You could, of course, catch the exception in your application code and handle it yourself.  That’s not a bad idea.  If the reader has a problem with the record it read, you could just go read another one and hope for better results.  At some point you might get enough bad records that something is probably wrong beyond a few bad records and you want to just fail the job anyway.  If the reader and the processor can both have problems with individual records, you’d want to coordinate counting bad records between them so you know when to give up. 

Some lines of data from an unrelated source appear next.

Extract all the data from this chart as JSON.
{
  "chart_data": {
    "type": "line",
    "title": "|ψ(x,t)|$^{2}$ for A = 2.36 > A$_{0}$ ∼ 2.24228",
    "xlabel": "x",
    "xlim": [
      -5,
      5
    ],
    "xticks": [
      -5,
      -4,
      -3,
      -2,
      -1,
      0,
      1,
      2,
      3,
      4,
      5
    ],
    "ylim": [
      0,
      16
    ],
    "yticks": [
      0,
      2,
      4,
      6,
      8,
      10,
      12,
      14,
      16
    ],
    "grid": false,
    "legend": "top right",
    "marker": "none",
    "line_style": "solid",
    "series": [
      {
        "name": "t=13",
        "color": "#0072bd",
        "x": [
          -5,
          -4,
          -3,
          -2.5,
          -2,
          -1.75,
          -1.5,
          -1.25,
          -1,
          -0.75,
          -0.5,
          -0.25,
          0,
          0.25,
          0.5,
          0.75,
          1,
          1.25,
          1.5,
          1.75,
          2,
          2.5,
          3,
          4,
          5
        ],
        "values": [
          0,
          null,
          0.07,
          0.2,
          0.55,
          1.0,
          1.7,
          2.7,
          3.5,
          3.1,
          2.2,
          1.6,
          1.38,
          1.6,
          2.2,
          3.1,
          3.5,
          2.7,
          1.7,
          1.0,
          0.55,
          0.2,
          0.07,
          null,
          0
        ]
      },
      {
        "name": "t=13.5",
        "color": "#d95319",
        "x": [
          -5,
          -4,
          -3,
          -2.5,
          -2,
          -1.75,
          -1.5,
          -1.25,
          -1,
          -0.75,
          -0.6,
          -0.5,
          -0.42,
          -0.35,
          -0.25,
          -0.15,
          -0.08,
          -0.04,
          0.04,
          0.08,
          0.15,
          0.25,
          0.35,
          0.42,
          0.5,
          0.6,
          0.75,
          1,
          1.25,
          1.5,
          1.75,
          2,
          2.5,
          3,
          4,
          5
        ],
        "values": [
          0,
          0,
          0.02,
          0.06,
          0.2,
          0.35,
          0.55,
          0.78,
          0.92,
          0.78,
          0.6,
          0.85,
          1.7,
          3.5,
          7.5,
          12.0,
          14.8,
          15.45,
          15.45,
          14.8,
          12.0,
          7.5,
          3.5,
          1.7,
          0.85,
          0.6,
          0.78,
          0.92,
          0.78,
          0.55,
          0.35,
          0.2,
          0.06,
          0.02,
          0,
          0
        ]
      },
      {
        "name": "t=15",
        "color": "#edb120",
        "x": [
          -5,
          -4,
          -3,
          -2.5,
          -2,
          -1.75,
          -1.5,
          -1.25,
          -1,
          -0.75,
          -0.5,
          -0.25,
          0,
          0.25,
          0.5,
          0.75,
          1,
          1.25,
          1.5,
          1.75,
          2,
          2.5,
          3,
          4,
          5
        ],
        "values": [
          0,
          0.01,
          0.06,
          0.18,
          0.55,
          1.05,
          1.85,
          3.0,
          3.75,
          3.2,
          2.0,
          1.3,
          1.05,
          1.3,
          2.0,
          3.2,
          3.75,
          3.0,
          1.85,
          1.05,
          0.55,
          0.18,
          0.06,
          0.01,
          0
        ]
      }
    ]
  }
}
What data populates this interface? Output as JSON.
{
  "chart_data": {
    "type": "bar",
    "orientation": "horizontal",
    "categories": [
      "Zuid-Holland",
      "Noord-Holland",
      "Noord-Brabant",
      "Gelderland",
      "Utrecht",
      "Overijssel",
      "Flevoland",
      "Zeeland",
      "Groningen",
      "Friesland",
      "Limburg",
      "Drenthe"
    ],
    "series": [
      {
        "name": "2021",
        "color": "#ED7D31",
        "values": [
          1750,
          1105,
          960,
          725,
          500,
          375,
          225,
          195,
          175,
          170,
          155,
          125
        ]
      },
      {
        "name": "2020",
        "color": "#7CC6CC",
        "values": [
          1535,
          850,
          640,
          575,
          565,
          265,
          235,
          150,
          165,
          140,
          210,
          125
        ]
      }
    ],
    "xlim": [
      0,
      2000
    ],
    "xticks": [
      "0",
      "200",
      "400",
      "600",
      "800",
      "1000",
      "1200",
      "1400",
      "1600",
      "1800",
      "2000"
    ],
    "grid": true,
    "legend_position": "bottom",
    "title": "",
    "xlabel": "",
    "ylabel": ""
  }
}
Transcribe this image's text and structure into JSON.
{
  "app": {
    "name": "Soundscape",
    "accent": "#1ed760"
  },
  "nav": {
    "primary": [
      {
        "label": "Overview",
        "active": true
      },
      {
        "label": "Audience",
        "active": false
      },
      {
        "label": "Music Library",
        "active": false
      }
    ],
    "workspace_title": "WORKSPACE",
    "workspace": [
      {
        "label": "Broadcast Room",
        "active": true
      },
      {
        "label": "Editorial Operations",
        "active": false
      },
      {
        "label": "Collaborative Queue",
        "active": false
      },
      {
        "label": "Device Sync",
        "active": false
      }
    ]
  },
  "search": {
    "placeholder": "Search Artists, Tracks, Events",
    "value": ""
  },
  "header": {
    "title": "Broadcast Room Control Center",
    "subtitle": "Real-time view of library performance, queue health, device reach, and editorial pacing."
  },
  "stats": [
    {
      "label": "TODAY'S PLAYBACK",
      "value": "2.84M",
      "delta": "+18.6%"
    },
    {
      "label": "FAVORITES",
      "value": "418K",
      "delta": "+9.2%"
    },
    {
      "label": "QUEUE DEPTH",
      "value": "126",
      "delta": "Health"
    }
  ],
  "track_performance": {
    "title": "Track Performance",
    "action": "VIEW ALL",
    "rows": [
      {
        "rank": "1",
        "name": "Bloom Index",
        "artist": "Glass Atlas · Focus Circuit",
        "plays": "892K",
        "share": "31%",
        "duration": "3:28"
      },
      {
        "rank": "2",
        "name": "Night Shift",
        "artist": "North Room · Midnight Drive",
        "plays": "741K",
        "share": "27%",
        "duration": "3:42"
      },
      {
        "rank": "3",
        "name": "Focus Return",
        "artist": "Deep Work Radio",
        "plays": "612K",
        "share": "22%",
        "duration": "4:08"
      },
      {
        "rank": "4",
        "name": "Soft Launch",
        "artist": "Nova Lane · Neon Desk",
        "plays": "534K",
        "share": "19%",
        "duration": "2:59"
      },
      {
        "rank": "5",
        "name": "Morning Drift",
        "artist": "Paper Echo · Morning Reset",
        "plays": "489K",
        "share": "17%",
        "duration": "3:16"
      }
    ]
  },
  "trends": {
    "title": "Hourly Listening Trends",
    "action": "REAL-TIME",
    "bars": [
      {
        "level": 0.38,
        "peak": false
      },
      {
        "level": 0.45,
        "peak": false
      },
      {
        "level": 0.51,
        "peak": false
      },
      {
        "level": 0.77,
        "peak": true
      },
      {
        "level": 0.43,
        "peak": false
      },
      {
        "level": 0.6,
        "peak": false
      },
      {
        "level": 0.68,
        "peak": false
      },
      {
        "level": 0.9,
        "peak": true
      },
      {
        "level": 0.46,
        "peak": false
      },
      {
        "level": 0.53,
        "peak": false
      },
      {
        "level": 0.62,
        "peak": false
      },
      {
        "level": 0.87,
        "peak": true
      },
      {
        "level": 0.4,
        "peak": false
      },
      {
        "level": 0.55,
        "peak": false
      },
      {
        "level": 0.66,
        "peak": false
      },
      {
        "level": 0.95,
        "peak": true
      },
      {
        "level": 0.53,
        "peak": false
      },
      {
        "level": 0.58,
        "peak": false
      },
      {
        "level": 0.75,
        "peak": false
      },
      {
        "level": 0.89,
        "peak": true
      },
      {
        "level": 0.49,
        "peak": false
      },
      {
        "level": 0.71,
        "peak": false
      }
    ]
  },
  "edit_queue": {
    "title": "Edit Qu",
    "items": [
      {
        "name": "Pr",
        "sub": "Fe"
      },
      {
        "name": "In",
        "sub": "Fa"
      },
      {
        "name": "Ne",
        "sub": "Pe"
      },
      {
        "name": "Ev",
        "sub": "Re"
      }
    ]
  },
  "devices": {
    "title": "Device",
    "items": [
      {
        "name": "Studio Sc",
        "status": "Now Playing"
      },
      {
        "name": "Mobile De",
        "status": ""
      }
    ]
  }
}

You might want some code to keep track of which records are bad so somebody can go clean things up.  Log a message somewhere or maybe put a message on a queue or maybe even send an email to somebody.  More code to write and coordinate between the pieces.

Or you could just let the JSR-352 framework handle a lot of this for you.  The first thing to do is define the exception you’re going to throw for a bad record to the JSL as a skippable exception.  This will prevent the batch container from failing the job when it sees the exception.  It will just call the reader and start another pass through the chunk loop as if nothing happened. 

You can also define a skip limit for the step to stop the job if there are too many bad records that you want to skip.  The batch container will keep track for you and automatically fail the job if you exceed the limit.  The limit defines how many are ok to have, so if you set it to 3 the job will fail on the fourth skippable exception.

You can create a skip listener to get control when your reader, processor, or writer throws an exception you indicated was skippable.  The listener gets passed the exception your application threw.  If you put enough information inside the exception, the listener can take whatever action you decided on to get this record cleaned up.

Our sample starts with the JSL in UsingSkippableExceptions.xml.  You can see the skip listener defined there, as well as the skip limit for the chunk (set to 3 so it hits).  Our reader, RandomIntegerReader, generates random integers as ‘read’ values ranging from 0 through 110.  The processor, RandomIntegerProcessor, checks for values greater than 100 and throws an application exception, SampleSkippableException, after putting the bad value inside the exception.  The RandomIntegerWriter just logs the values that make it through.  Finally, the SampleSkipProcessListener gets control for bad values and logs the value from the exception.